Not with the so far unproven HIV, but with hepatitis viruses. This is the reason I came up with the principle of only treating the recipients with blood products from a small number of donors. This led to the introduction of small-pool products and rejecting large-pool products in the treatment of haemophiliacs.

In your opinion where were the gravest mistakes made in the handling of AIDS?

Dr Gallo himself described his mistakes best in great detail in his book The Virus Hunters. He falsely interpreted the cell envelope structure actin, containing glycoproteins like p40, gp120 and gp160, as exclusively foreign to the body, or exogenous, and thus due to retroviral infection. Even though it is, as had been demonstrated earlier, endogenous and existent in all of us to a certain extent. This false assessment led to the deadly treatment with virucides like AZT. That AZT actually was an already failed cancer drug highlights the helplessness and lack of overview with which this virological cancer researcher approached AIDS from the start.

You deliberately distance yourself from the debate, published so far primarily in Continuum, about the existence of ‘HIV’?
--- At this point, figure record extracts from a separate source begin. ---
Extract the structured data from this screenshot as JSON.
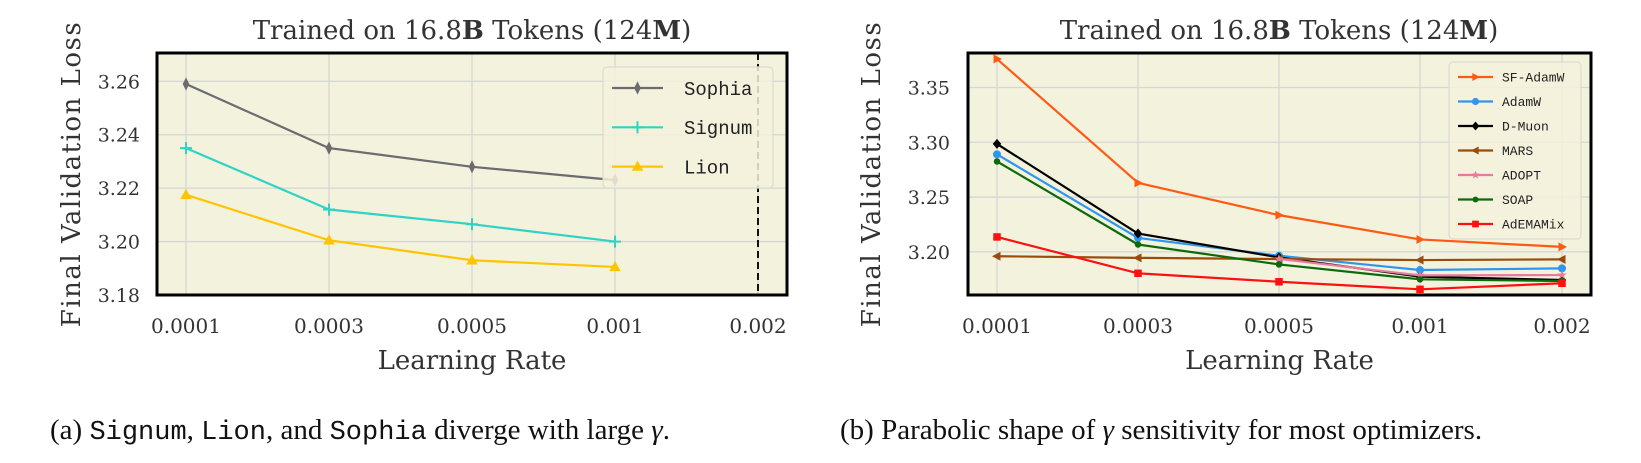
{
  "chart_data": [
    {
      "type": "line",
      "title": "Trained on 16.8B Tokens (124M)",
      "title_parts": [
        {
          "text": "Trained on 16.8",
          "bold": false
        },
        {
          "text": "B",
          "bold": true
        },
        {
          "text": " Tokens (124",
          "bold": false
        },
        {
          "text": "M",
          "bold": true
        },
        {
          "text": ")",
          "bold": false
        }
      ],
      "xlabel": "Learning Rate",
      "ylabel": "Final Validation Loss",
      "x": [
        "0.0001",
        "0.0003",
        "0.0005",
        "0.001",
        "0.002"
      ],
      "x_scale": "categorical",
      "ylim": [
        3.18,
        3.2706
      ],
      "yticks": [
        3.18,
        3.2,
        3.22,
        3.24,
        3.26
      ],
      "ytick_labels": [
        "3.18",
        "3.20",
        "3.22",
        "3.24",
        "3.26"
      ],
      "grid": true,
      "legend_position": "top-right",
      "annotations": [
        {
          "type": "vertical-dashed-line",
          "x": "0.002",
          "color": "#111111"
        }
      ],
      "series": [
        {
          "name": "Sophia",
          "color": "#6b6b70",
          "marker": "thin-diamond",
          "values": [
            3.259,
            3.235,
            3.228,
            3.223,
            null
          ]
        },
        {
          "name": "Signum",
          "color": "#2ed3c6",
          "marker": "plus",
          "values": [
            3.235,
            3.212,
            3.2065,
            3.2,
            null
          ]
        },
        {
          "name": "Lion",
          "color": "#ffc400",
          "marker": "triangle-up",
          "values": [
            3.2175,
            3.2005,
            3.193,
            3.1905,
            null
          ]
        }
      ]
    },
    {
      "type": "line",
      "title": "Trained on 16.8B Tokens (124M)",
      "title_parts": [
        {
          "text": "Trained on 16.8",
          "bold": false
        },
        {
          "text": "B",
          "bold": true
        },
        {
          "text": " Tokens (124",
          "bold": false
        },
        {
          "text": "M",
          "bold": true
        },
        {
          "text": ")",
          "bold": false
        }
      ],
      "xlabel": "Learning Rate",
      "ylabel": "Final Validation Loss",
      "x": [
        "0.0001",
        "0.0003",
        "0.0005",
        "0.001",
        "0.002"
      ],
      "x_scale": "categorical",
      "ylim": [
        3.1606,
        3.3815
      ],
      "yticks": [
        3.2,
        3.25,
        3.3,
        3.35
      ],
      "ytick_labels": [
        "3.20",
        "3.25",
        "3.30",
        "3.35"
      ],
      "grid": true,
      "legend_position": "top-right",
      "series": [
        {
          "name": "SF-AdamW",
          "color": "#ff5a14",
          "marker": "triangle-right",
          "values": [
            3.376,
            3.263,
            3.2335,
            3.2113,
            3.2045
          ]
        },
        {
          "name": "AdamW",
          "color": "#2e96f0",
          "marker": "circle",
          "values": [
            3.289,
            3.2127,
            3.1964,
            3.1834,
            3.1849
          ]
        },
        {
          "name": "D-Muon",
          "color": "#000000",
          "marker": "diamond",
          "values": [
            3.2985,
            3.2167,
            3.1949,
            3.1773,
            3.1743
          ]
        },
        {
          "name": "MARS",
          "color": "#9a4c0a",
          "marker": "triangle-left",
          "values": [
            3.196,
            3.1945,
            3.1934,
            3.1925,
            3.1931
          ]
        },
        {
          "name": "ADOPT",
          "color": "#e87aa0",
          "marker": "star",
          "values": [
            null,
            null,
            3.1935,
            3.1785,
            3.1788
          ]
        },
        {
          "name": "SOAP",
          "color": "#0b6a0b",
          "marker": "circle-small",
          "values": [
            3.2825,
            3.2067,
            3.1885,
            3.1749,
            3.1734
          ]
        },
        {
          "name": "AdEMAMix",
          "color": "#ff1010",
          "marker": "square",
          "values": [
            3.2136,
            3.1804,
            3.1727,
            3.1658,
            3.1713
          ]
        }
      ]
    }
  ],
  "captions": {
    "a": {
      "label": "(a)",
      "opt1": "Signum",
      "sep1": ",",
      "opt2": "Lion",
      "sep2": ", and",
      "opt3": "Sophia",
      "rest": "diverge with large",
      "symbol": "γ",
      "end": "."
    },
    "b": {
      "label": "(b)",
      "pre": "Parabolic shape of",
      "symbol": "γ",
      "post": "sensitivity for most optimizers."
    }
  },
  "style": {
    "plot_bg": "#f3f2dc",
    "grid_color": "#d6d6d6",
    "frame_color": "#000000",
    "text_color": "#333333"
  }
}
I am not a molecular biologist but an immunologist and as such I had to realise that the clinical picture associated as AIDS exists as a chronic immune deficit. I centred my arguments around immunological rather than virological models.

How do you summarise your insights?

Because the falsely interpreted "anti-HIV-antibodies" are not a defence mechanism against an infectious agent, a virus, but are autoimmune antibodies, all AIDS research at present and the resulting treatments are totally wrong. In earlier work I have described why a new retrovirus is not needed to explain the clinical picture called AIDS.
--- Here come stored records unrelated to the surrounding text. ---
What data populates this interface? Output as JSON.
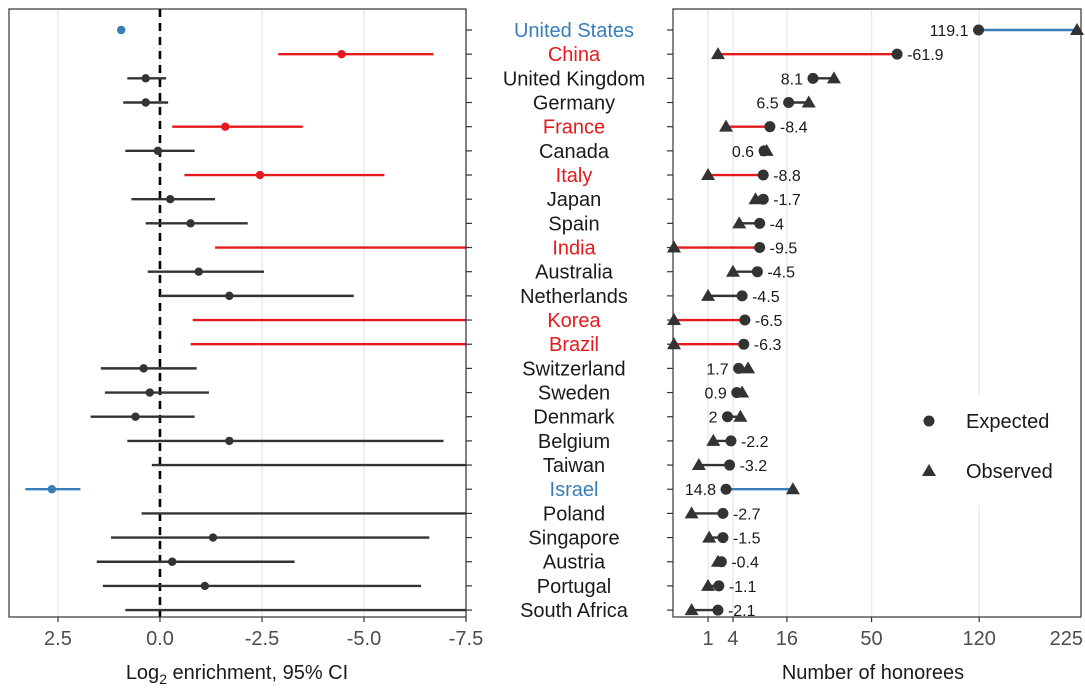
{
  "colors": {
    "red": "#e41a1c",
    "blue": "#377eb8",
    "dark": "#333333",
    "grid": "#ebebeb"
  },
  "chart_data": [
    {
      "type": "forest",
      "xlabel": "Log2 enrichment, 95% CI",
      "xlabel_base": "Log",
      "xlabel_sub": "2",
      "xlabel_rest": " enrichment, 95% CI",
      "x_reversed": true,
      "xlim": [
        3.7,
        -7.5
      ],
      "x_ticks": [
        2.5,
        0.0,
        -2.5,
        -5.0,
        -7.5
      ],
      "x_tick_labels": [
        "2.5",
        "0.0",
        "-2.5",
        "-5.0",
        "-7.5"
      ],
      "reference_line": 0,
      "grid": true,
      "rows": [
        {
          "country": "United States",
          "color": "blue",
          "estimate": 0.95,
          "ci": [
            0.85,
            1.05
          ]
        },
        {
          "country": "China",
          "color": "red",
          "estimate": -4.45,
          "ci": [
            -2.9,
            -6.7
          ]
        },
        {
          "country": "United Kingdom",
          "color": "dark",
          "estimate": 0.35,
          "ci": [
            0.8,
            -0.15
          ]
        },
        {
          "country": "Germany",
          "color": "dark",
          "estimate": 0.35,
          "ci": [
            0.9,
            -0.2
          ]
        },
        {
          "country": "France",
          "color": "red",
          "estimate": -1.6,
          "ci": [
            -0.3,
            -3.5
          ]
        },
        {
          "country": "Canada",
          "color": "dark",
          "estimate": 0.05,
          "ci": [
            0.85,
            -0.85
          ]
        },
        {
          "country": "Italy",
          "color": "red",
          "estimate": -2.45,
          "ci": [
            -0.6,
            -5.5
          ]
        },
        {
          "country": "Japan",
          "color": "dark",
          "estimate": -0.25,
          "ci": [
            0.7,
            -1.35
          ]
        },
        {
          "country": "Spain",
          "color": "dark",
          "estimate": -0.75,
          "ci": [
            0.35,
            -2.15
          ]
        },
        {
          "country": "India",
          "color": "red",
          "estimate": null,
          "ci": [
            -1.35,
            -7.5
          ]
        },
        {
          "country": "Australia",
          "color": "dark",
          "estimate": -0.95,
          "ci": [
            0.3,
            -2.55
          ]
        },
        {
          "country": "Netherlands",
          "color": "dark",
          "estimate": -1.7,
          "ci": [
            0.0,
            -4.75
          ]
        },
        {
          "country": "Korea",
          "color": "red",
          "estimate": null,
          "ci": [
            -0.8,
            -7.5
          ]
        },
        {
          "country": "Brazil",
          "color": "red",
          "estimate": null,
          "ci": [
            -0.75,
            -7.5
          ]
        },
        {
          "country": "Switzerland",
          "color": "dark",
          "estimate": 0.4,
          "ci": [
            1.45,
            -0.9
          ]
        },
        {
          "country": "Sweden",
          "color": "dark",
          "estimate": 0.25,
          "ci": [
            1.35,
            -1.2
          ]
        },
        {
          "country": "Denmark",
          "color": "dark",
          "estimate": 0.6,
          "ci": [
            1.7,
            -0.85
          ]
        },
        {
          "country": "Belgium",
          "color": "dark",
          "estimate": -1.7,
          "ci": [
            0.8,
            -6.95
          ]
        },
        {
          "country": "Taiwan",
          "color": "dark",
          "estimate": null,
          "ci": [
            0.2,
            -7.5
          ]
        },
        {
          "country": "Israel",
          "color": "blue",
          "estimate": 2.65,
          "ci": [
            3.3,
            1.95
          ]
        },
        {
          "country": "Poland",
          "color": "dark",
          "estimate": null,
          "ci": [
            0.45,
            -7.5
          ]
        },
        {
          "country": "Singapore",
          "color": "dark",
          "estimate": -1.3,
          "ci": [
            1.2,
            -6.6
          ]
        },
        {
          "country": "Austria",
          "color": "dark",
          "estimate": -0.3,
          "ci": [
            1.55,
            -3.3
          ]
        },
        {
          "country": "Portugal",
          "color": "dark",
          "estimate": -1.1,
          "ci": [
            1.4,
            -6.4
          ]
        },
        {
          "country": "South Africa",
          "color": "dark",
          "estimate": null,
          "ci": [
            0.85,
            -7.5
          ]
        }
      ]
    },
    {
      "type": "dumbbell",
      "xlabel": "Number of honorees",
      "x_scale": "sqrt",
      "xlim": [
        0,
        235
      ],
      "x_ticks": [
        1,
        4,
        16,
        50,
        120,
        225
      ],
      "x_tick_labels": [
        "1",
        "4",
        "16",
        "50",
        "120",
        "225"
      ],
      "grid": true,
      "legend": {
        "position": "right",
        "entries": [
          {
            "label": "Expected",
            "shape": "circle"
          },
          {
            "label": "Observed",
            "shape": "triangle"
          }
        ]
      },
      "rows": [
        {
          "country": "United States",
          "color": "blue",
          "expected": 119.5,
          "observed": 238.6,
          "label": "119.1"
        },
        {
          "country": "China",
          "color": "red",
          "expected": 63.9,
          "observed": 2.0,
          "label": "-61.9"
        },
        {
          "country": "United Kingdom",
          "color": "dark",
          "expected": 24.5,
          "observed": 32.6,
          "label": "8.1"
        },
        {
          "country": "Germany",
          "color": "dark",
          "expected": 16.5,
          "observed": 23.0,
          "label": "6.5"
        },
        {
          "country": "France",
          "color": "red",
          "expected": 11.4,
          "observed": 3.0,
          "label": "-8.4"
        },
        {
          "country": "Canada",
          "color": "dark",
          "expected": 10.0,
          "observed": 10.6,
          "label": "0.6"
        },
        {
          "country": "Italy",
          "color": "red",
          "expected": 9.8,
          "observed": 1.0,
          "label": "-8.8"
        },
        {
          "country": "Japan",
          "color": "dark",
          "expected": 9.8,
          "observed": 8.1,
          "label": "-1.7"
        },
        {
          "country": "Spain",
          "color": "dark",
          "expected": 9.0,
          "observed": 5.0,
          "label": "-4"
        },
        {
          "country": "India",
          "color": "red",
          "expected": 9.0,
          "observed": -0.5,
          "label": "-9.5"
        },
        {
          "country": "Australia",
          "color": "dark",
          "expected": 8.5,
          "observed": 4.0,
          "label": "-4.5"
        },
        {
          "country": "Netherlands",
          "color": "dark",
          "expected": 5.5,
          "observed": 1.0,
          "label": "-4.5"
        },
        {
          "country": "Korea",
          "color": "red",
          "expected": 6.0,
          "observed": -0.5,
          "label": "-6.5"
        },
        {
          "country": "Brazil",
          "color": "red",
          "expected": 5.8,
          "observed": -0.5,
          "label": "-6.3"
        },
        {
          "country": "Switzerland",
          "color": "dark",
          "expected": 4.9,
          "observed": 6.6,
          "label": "1.7"
        },
        {
          "country": "Sweden",
          "color": "dark",
          "expected": 4.6,
          "observed": 5.5,
          "label": "0.9"
        },
        {
          "country": "Denmark",
          "color": "dark",
          "expected": 3.2,
          "observed": 5.2,
          "label": "2"
        },
        {
          "country": "Belgium",
          "color": "dark",
          "expected": 3.7,
          "observed": 1.5,
          "label": "-2.2"
        },
        {
          "country": "Taiwan",
          "color": "dark",
          "expected": 3.5,
          "observed": 0.3,
          "label": "-3.2"
        },
        {
          "country": "Israel",
          "color": "blue",
          "expected": 3.0,
          "observed": 17.8,
          "label": "14.8"
        },
        {
          "country": "Poland",
          "color": "dark",
          "expected": 2.6,
          "observed": -0.1,
          "label": "-2.7"
        },
        {
          "country": "Singapore",
          "color": "dark",
          "expected": 2.6,
          "observed": 1.1,
          "label": "-1.5"
        },
        {
          "country": "Austria",
          "color": "dark",
          "expected": 2.4,
          "observed": 2.0,
          "label": "-0.4"
        },
        {
          "country": "Portugal",
          "color": "dark",
          "expected": 2.1,
          "observed": 1.0,
          "label": "-1.1"
        },
        {
          "country": "South Africa",
          "color": "dark",
          "expected": 2.0,
          "observed": -0.1,
          "label": "-2.1"
        }
      ]
    }
  ]
}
What are your recommendations for labelled "HIV+" individuals and those with AIDS diagnoses?

We all should learn again to live with our microbes in symbiosis instead of trying to kill them off – in short, to shift from antibiosis to symbiosis. In treating immune dysfunction I recommend natural anti-oxidants like Padma 28, green tea and spices like curry. To inhibit the inflammatory proteases I recommend natural substances like agar agar from algae. They are effective and of no danger, unlike the insufficiently tested chemical monoprotease inhibitors. However all this is useless if the stress factors like drugs, psychological hopelessness and helplessness etc. persist. We cannot energise destruction yet expect health.

If the cause of the illness is cytotoxic damage by so-called antiviral treatments, I consider this a legal matter for litigation, which should be discussed with a lawyer.